The school will reportedly use The 1776 Curriculum, a right-wing teaching plan that downplays the United States’s history of slavery and racism and has been criticized by the American Historical Association. The curriculum was developed by Hillsdale College, a Christian college in Michigan that has been praised by former President Donald Trump and Florida Gov. Ron DeSantis (R) for its opposition to “leftist academies.” Hillsdale College has opened 23 charter schools in 14 states; Ashley River will be its first in South Carolina.

Allan Morris, the state chapter chair for the progressive political group Defense of Democracy, called the Hillsdale curriculum “a red MAGA hat in textbook form” when speaking to WCSC-TV.

Another protester, Carol Buer, told the aforementioned news station, “I think that [the school] would create more little Moms for Liberties, which I’m sure is the choice.”

“Ashley River Classical Academy is not a Moms for Liberty school,” Wood said in a statement to Business Insider. “It is one of Hillsdale’s K-12 schools and I just happen to be on the board. That’s it.”

Wood wrote in 2022 that the Charleston County School District is trying to “sexualize our children through inappropriate books and lessons.” She introduced DeSantis at a state political event last April.

Fellow board member Nagrodsky has posted transphobic memes on Facebook, including one that said, “I actually wish transgender women could get periods. That would end this [trans] movement within about 28 days.” Another referred to former First Lady Michelle Obama as a “guy” named Mike, which is part of a larger conspiracy theory promoted by conservative pundits that Michelle Obama is secretly a trans woman. Yet another alludes to trans identities by stating, “Refusing to indulge another person’s psychosis is not a phobia.”

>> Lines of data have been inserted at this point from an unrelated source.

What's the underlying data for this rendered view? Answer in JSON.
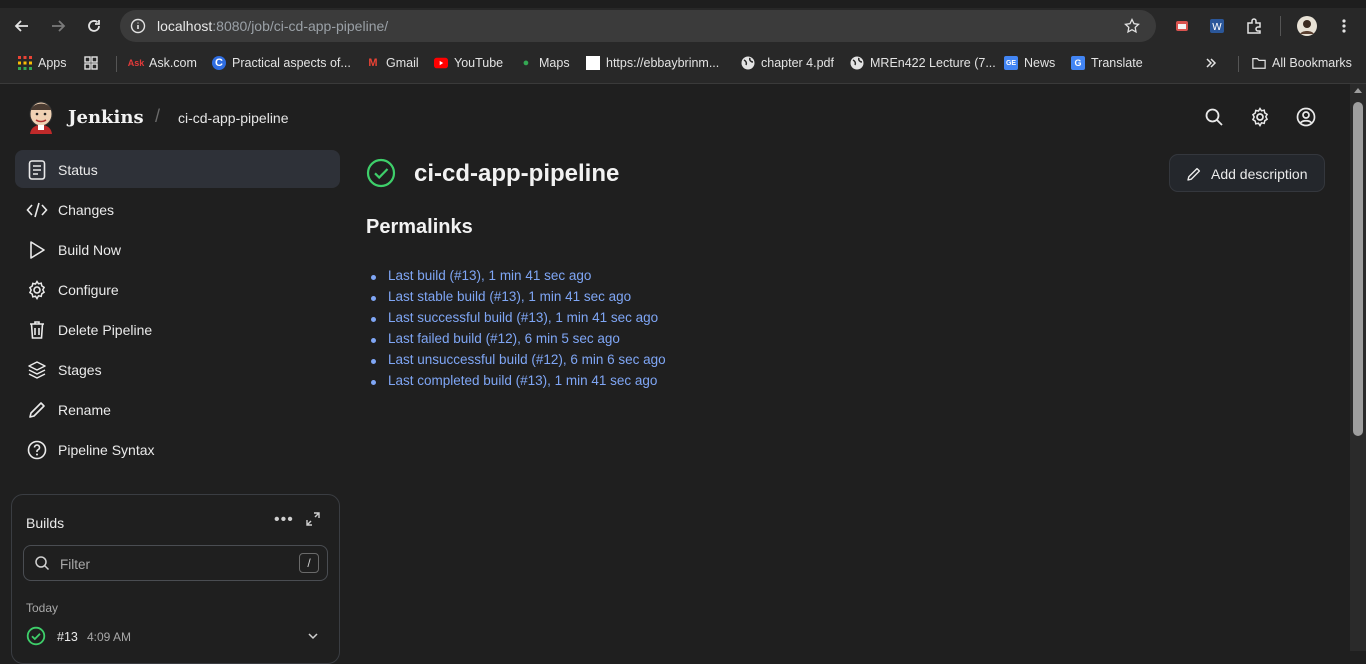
{
  "browser": {
    "url_host": "localhost",
    "url_rest": ":8080/job/ci-cd-app-pipeline/",
    "bookmarks": [
      {
        "label": "Apps",
        "icon": "apps-grid-icon"
      },
      {
        "label": "",
        "icon": "tab-groups-icon"
      },
      {
        "label": "Ask.com",
        "icon": "ask-icon"
      },
      {
        "label": "Practical aspects of...",
        "icon": "c-logo-icon"
      },
      {
        "label": "Gmail",
        "icon": "gmail-icon"
      },
      {
        "label": "YouTube",
        "icon": "youtube-icon"
      },
      {
        "label": "Maps",
        "icon": "maps-icon"
      },
      {
        "label": "https://ebbaybrinm...",
        "icon": "blank-page-icon"
      },
      {
        "label": "chapter 4.pdf",
        "icon": "globe-icon"
      },
      {
        "label": "MREn422 Lecture (7...",
        "icon": "globe-icon"
      },
      {
        "label": "News",
        "icon": "google-news-icon"
      },
      {
        "label": "Translate",
        "icon": "google-translate-icon"
      }
    ],
    "all_bookmarks": "All Bookmarks",
    "ask_icon_text": "Ask",
    "c_icon_text": "C",
    "gmail_icon_text": "M",
    "maps_icon_text": "●",
    "news_icon_text": "GE",
    "translate_icon_text": "G",
    "office_icon_text": "W"
  },
  "header": {
    "brand": "Jenkins",
    "separator": "/",
    "breadcrumb": "ci-cd-app-pipeline"
  },
  "sidebar": {
    "items": [
      {
        "label": "Status",
        "icon": "status-icon"
      },
      {
        "label": "Changes",
        "icon": "code-icon"
      },
      {
        "label": "Build Now",
        "icon": "play-icon"
      },
      {
        "label": "Configure",
        "icon": "gear-icon"
      },
      {
        "label": "Delete Pipeline",
        "icon": "trash-icon"
      },
      {
        "label": "Stages",
        "icon": "layers-icon"
      },
      {
        "label": "Rename",
        "icon": "pencil-icon"
      },
      {
        "label": "Pipeline Syntax",
        "icon": "help-circle-icon"
      }
    ]
  },
  "builds": {
    "title": "Builds",
    "more": "•••",
    "filter_placeholder": "Filter",
    "filter_shortcut": "/",
    "group": "Today",
    "rows": [
      {
        "number": "#13",
        "time": "4:09 AM",
        "status": "success"
      }
    ]
  },
  "main": {
    "job_title": "ci-cd-app-pipeline",
    "add_description": "Add description",
    "permalinks_heading": "Permalinks",
    "permalinks": [
      "Last build (#13), 1 min 41 sec ago",
      "Last stable build (#13), 1 min 41 sec ago",
      "Last successful build (#13), 1 min 41 sec ago",
      "Last failed build (#12), 6 min 5 sec ago",
      "Last unsuccessful build (#12), 6 min 6 sec ago",
      "Last completed build (#13), 1 min 41 sec ago"
    ]
  },
  "colors": {
    "success": "#3ecf6a",
    "link": "#7fa6f5",
    "background": "#1f1f1f"
  }
}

Ashley River's six-person Board of Directors is made up of one old white guy and five white women.
Ashley River Classical Academy Ashley River’s six-person Board of Directors

Ashley River’s charter is sponsored by Erskine College, an Associate Reformed Presbyterian school that believes homosexuality is a sin. The college sponsors 28 charter schools, “generating millions of dollars in revenue,” according to The Los Angeles Blade. The college will be the “sole arbiter” of whether Ashley River is meeting its obligation to students, the publication added.

The school’s headmaster, Alexandria Spry, previously oversaw the Florida charter school Jacksonville Classical Academy East. While under her leadership, Jacksonville Classical received an “F” from the Florida Department of Education due to its low percentage of students receiving passing grades in state assessments for English (29%), math (23%), and science (12%), Popular Information reported.

M4L’s past activities include offering bounties for turning in teachers who discuss “divisive topics,” attacking the Trevor Project for trying to prevent LGBTQ+ teen suicide, trying to get a book about seahorses banned for being too sexy, complaining about a book about the Civil War because it portrays “white people as ‘bad’ or ‘evil,’” trying to get librarians arrested for offering “inappropriate books,” saying that two girls briefly kissing at a school function is “lewd” and “traumatic,” lobbying in Florida for the Don’t Say Gay bill, encouraging schools to ignore LGBTQ History Month, and suggesting that LGBTQ+ students be forcibly isolated from other pupils.

Anti-LGBTQ+ activists have admitted to encouraging parents to file lawsuits accusing public schools of violating their rights by teaching students about racial and LGBTQ+ issues. These lawsuits could eventually secure a U.S. Supreme Court victory that would redirect billions of taxpayer funds from public schools to religious homeschools and charter schools.